I CAN still remember a time when Twitter was brilliant. When I began using it in around 2011, it felt vibrant and bright. There was a real novelty to the nature of the interaction – unlike Facebook, which brought real-life relationships into the virtual world, Twitter was about building bonds with complete strangers based on shared interests. In just 140 characters, as it was then, users gradually found kindred spirits around the world.

But today, all is not well in Twitter land. Earlier this week it emerged that shares in the platform fell by nearly 20 per cent after Twitter admitted its number of active users had fallen from 336 million to 335 million in the second quarter of the year, and it expects to lose more in the third.

Part of that number can be attributed to Twitter itself, which recently deleted a number of fake accounts – a move that may have slightly miffed real users as their follower counts dropped as a result.

To put it into some context, big social media rival Facebook counts its active user number at more than two billion.

Twitter has struggled to keep users hooked and grow its base in recent years, and it hasn’t dealt adequately enough with the serious criticisms it has faced over the online abuse and trolling which is now deeply embedded in its platform.

From a user perspective, it feels a little tired, and whenever the Twitter bosses have attempted to freshen things up, it feels more like a poor impression of things its rivals have already done.

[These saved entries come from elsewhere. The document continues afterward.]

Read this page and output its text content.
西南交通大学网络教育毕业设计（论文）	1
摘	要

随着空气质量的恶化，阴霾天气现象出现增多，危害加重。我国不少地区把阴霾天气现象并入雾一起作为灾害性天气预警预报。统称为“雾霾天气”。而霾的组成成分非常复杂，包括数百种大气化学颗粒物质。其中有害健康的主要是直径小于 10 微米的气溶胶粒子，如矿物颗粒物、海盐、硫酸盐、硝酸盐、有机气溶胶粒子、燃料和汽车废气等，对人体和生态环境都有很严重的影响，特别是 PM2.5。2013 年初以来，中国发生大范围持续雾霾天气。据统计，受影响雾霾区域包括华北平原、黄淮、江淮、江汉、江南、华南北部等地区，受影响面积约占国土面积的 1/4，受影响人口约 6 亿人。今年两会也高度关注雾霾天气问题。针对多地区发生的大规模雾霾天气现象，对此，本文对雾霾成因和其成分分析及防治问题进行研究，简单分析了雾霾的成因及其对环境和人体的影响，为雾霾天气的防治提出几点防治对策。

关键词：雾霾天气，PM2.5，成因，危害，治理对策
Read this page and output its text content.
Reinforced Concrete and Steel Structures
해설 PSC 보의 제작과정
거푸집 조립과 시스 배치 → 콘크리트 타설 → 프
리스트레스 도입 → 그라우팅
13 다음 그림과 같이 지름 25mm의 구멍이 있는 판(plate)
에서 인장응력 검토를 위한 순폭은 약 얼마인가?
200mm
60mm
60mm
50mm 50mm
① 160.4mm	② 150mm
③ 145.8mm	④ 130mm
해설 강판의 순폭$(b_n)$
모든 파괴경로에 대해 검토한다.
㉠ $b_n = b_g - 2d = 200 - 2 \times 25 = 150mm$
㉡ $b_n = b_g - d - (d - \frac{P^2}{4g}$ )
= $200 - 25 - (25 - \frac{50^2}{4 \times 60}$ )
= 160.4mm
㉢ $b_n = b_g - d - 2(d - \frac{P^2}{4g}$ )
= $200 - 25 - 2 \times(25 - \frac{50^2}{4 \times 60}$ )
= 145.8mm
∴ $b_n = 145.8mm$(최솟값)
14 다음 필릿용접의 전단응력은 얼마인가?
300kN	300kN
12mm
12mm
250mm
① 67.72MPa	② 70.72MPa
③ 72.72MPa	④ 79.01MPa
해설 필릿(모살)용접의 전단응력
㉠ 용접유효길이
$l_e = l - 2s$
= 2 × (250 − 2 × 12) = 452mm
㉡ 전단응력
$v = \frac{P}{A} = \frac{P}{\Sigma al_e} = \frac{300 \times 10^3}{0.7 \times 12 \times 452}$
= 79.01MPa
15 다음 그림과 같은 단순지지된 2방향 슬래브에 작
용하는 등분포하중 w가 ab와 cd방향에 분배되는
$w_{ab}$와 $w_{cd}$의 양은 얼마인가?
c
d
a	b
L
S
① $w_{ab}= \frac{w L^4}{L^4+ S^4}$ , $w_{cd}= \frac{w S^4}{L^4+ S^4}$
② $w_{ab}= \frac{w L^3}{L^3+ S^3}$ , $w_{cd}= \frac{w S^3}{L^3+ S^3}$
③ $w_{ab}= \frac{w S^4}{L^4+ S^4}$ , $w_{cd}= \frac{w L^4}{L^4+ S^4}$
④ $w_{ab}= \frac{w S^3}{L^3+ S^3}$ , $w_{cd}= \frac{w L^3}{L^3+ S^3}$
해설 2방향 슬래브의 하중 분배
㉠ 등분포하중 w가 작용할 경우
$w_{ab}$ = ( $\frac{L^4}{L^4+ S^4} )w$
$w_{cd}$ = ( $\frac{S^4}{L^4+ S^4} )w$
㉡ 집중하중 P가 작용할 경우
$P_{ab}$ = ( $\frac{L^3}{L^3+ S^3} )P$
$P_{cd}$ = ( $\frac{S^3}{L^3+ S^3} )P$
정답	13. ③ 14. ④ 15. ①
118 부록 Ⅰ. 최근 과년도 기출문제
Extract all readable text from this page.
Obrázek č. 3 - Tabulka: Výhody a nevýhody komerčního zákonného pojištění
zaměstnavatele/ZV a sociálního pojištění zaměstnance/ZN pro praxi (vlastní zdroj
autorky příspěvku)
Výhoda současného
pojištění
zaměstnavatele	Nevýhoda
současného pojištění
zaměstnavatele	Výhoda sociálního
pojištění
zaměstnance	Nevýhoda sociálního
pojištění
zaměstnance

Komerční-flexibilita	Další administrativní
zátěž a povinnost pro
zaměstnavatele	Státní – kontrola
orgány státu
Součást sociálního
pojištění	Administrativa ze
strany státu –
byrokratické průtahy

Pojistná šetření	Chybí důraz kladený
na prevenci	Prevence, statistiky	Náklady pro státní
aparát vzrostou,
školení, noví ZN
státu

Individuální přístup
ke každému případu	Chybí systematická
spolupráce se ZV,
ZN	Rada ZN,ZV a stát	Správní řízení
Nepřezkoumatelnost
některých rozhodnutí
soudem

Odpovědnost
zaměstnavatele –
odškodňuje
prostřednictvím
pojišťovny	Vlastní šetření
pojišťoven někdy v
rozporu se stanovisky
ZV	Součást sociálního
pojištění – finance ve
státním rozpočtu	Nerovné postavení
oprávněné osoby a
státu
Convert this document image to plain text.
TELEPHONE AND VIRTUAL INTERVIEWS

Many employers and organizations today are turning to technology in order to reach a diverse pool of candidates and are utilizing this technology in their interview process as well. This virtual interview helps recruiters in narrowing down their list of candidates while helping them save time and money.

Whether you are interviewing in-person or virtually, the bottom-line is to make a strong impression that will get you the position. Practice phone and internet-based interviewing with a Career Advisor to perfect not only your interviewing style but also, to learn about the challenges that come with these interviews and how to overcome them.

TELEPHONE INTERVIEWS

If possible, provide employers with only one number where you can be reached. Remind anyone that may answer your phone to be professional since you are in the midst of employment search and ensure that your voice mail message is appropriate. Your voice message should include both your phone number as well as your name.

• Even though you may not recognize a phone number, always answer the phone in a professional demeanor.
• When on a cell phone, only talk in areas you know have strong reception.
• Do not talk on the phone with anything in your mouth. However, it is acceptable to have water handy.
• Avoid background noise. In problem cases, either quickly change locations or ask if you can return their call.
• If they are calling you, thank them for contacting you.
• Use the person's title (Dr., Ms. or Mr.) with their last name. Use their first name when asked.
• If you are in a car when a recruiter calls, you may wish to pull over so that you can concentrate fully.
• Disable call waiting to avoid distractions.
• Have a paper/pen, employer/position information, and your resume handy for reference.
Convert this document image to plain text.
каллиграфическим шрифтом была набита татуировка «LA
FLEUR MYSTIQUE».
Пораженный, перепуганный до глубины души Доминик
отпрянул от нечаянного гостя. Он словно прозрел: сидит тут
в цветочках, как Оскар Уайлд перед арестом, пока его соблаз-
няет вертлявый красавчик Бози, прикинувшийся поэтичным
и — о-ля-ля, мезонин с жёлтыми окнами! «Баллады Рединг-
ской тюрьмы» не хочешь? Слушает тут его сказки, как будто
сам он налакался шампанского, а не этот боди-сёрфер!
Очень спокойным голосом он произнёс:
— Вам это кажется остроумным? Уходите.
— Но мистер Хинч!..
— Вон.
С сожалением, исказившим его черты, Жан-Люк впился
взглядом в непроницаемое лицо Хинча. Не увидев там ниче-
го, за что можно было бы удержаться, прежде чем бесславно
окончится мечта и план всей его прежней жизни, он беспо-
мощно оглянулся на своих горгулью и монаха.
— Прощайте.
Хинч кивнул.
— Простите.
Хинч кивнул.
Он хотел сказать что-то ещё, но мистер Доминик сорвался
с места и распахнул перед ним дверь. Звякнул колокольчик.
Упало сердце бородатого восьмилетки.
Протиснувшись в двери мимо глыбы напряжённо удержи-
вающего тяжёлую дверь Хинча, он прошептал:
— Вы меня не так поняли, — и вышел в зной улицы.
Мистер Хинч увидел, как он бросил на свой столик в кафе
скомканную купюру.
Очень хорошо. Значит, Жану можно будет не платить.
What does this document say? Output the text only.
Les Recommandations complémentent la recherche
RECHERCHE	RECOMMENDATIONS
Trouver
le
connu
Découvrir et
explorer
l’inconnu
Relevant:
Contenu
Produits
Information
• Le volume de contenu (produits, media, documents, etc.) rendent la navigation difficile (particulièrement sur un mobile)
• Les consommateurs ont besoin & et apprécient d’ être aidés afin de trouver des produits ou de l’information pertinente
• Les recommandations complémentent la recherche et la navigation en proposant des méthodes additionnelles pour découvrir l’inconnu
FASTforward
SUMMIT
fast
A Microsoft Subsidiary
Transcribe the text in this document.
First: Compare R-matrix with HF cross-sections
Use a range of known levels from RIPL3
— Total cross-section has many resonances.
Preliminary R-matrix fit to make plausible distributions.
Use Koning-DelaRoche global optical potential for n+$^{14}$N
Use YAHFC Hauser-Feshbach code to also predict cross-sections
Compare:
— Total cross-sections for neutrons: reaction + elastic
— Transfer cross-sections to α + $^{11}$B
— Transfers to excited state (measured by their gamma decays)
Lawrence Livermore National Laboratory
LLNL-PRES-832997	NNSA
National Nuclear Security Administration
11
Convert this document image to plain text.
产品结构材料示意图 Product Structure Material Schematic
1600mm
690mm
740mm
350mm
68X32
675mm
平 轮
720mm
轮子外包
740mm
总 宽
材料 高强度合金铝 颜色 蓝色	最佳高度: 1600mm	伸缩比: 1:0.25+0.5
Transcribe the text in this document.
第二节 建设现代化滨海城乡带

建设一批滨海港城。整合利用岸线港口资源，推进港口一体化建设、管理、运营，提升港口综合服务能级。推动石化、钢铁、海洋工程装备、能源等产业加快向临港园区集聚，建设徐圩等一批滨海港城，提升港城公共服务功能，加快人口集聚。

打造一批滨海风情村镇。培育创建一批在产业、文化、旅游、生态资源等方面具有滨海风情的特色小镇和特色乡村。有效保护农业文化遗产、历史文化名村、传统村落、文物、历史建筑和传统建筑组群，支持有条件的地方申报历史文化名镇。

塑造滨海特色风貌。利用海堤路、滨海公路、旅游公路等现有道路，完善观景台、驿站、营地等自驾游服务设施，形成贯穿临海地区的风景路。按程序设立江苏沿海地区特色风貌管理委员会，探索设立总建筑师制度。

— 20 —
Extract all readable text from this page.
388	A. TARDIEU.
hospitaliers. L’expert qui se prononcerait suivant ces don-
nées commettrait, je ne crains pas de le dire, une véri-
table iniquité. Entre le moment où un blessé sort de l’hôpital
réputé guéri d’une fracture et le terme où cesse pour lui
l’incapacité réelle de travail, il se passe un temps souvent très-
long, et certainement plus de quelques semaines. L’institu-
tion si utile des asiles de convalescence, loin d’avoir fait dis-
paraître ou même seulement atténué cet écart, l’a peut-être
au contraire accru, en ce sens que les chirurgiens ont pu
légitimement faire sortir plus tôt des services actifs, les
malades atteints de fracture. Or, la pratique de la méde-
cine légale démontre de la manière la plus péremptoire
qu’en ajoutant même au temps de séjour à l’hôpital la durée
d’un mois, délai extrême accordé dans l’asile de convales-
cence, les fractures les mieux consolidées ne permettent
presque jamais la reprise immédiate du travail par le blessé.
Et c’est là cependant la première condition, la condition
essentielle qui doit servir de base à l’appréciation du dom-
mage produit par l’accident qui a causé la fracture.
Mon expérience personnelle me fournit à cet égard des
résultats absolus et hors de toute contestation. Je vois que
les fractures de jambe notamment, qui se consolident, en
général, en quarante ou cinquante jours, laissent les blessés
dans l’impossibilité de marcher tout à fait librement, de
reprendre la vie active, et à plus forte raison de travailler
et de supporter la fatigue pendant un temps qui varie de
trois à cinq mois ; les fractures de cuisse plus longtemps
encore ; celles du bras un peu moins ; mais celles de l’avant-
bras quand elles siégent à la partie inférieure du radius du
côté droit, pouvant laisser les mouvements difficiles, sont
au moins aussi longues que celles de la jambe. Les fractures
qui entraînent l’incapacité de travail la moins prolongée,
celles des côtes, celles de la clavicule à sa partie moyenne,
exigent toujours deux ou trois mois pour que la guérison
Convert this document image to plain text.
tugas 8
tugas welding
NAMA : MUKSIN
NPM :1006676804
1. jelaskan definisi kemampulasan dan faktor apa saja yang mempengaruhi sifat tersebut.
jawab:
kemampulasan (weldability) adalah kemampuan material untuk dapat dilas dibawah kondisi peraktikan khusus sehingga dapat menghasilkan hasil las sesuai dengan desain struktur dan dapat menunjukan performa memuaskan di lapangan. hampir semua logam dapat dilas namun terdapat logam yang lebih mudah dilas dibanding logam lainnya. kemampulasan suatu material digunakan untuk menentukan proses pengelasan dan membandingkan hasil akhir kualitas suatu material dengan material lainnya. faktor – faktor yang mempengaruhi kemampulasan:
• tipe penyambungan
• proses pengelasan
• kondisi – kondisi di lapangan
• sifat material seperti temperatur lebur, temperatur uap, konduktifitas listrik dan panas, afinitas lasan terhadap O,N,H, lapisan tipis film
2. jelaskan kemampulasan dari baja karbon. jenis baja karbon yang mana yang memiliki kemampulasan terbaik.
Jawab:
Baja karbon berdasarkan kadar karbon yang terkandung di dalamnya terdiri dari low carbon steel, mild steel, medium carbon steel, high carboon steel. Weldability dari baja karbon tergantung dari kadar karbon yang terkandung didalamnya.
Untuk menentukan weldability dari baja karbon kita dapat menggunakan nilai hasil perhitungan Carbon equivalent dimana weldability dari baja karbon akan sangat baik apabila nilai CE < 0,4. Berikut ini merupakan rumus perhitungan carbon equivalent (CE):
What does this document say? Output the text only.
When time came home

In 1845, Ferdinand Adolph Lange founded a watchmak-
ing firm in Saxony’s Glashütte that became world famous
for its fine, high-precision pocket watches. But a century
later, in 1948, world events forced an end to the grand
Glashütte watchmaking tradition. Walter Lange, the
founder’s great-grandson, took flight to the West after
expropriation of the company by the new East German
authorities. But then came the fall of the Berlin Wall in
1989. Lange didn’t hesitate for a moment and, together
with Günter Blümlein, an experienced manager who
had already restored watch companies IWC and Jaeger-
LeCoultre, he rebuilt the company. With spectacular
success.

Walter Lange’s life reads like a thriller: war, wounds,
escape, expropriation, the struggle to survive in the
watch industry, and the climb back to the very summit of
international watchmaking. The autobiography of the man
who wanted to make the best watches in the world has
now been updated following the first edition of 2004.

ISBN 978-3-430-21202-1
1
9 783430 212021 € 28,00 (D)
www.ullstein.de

For instance, in the earlier days of social media, all of our news feeds were chronological. Facebook made a dramatic change to that when it began using algorithms to prioritise posts users probably wanted to see most. Its algorithms were also a stroke of marketing genius for the social network, as advertisers flocked to a platform that could guarantee its tech would get brands and products right in front of the people most likely to buy them.

More recent changes to the Twitter ticker have seen the introduction of an "in case you missed it" selection of tweets. It’s useful, it’s interesting, but it isn’t groundbreaking; it doesn’t change the overall experience. It’s a small thing, but it feels like a bad impression of something a rival did ages ago. Small is the word: Twitter changes make a very small impact. It lacks any boldness of spirit. Even the extension of the tweet character limit from 140 to 280 characters felt hollow; in theory it was a big deal for Twitter to change one of the defining characteristics of the service, but in practice it made little difference to the way people use it.

When it comes to safety features, again everything feels like lukewarm gestures. Twitter seemed totally unprepared for the invasion of nasty, abusive troll behaviour on the platform (in fairness, most social networks didn’t see it coming on the scale that it came), not to mention the problem of "bot" accounts – which do everything from advertising porn sites to spreading propaganda – and its response has been confused.

Some of its larger moves, such as banning far-right mouthpieces like Milo Yiannopoulos, don’t convey a thorough understanding of the problem. Twitter traditionally had a totally open platform attitude when it came to freedom of speech. It’s common in the emerging tech world to see a very libertarian attitude towards it, and it comes as no surprise that a bunch of mostly white and mostly young men failed to see the downside.

In reality, social media has become an attack tool for racists, misogynists, bigots and, well, holders of just about any extreme view you might be able to think of, and in the real world we have laws to prevent such people from plunging the lives of others into undeserved misery. Banning some high-profile, troublesome users is all very well and good, but that alone doesn’t substantially alter the fabric of a platform that, like others, has resisted calls to take more responsibility for the content published by its members.

A failure to maintain fresh appeal combined with the disastrous PR brought on by story after story of people being targeted by bullying and abuse, has made Twitter a very unattractive place for many. For those of us still using it, it often feels like a chore. We feel like we should stick it out for a while longer, but we’re not even sure why anymore.

This is a crunch point for Twitter, probably one of a number to come, where it must not only reimagine what it wants to be, but it absolutely must clean itself up.

If it doesn’t, it could become the next big social media casualty, finding itself inhabiting a cyber graveyard with the likes of MySpace and Bebo. It’s probably very telling that, as an active user myself, I really wouldn’t mind if it did.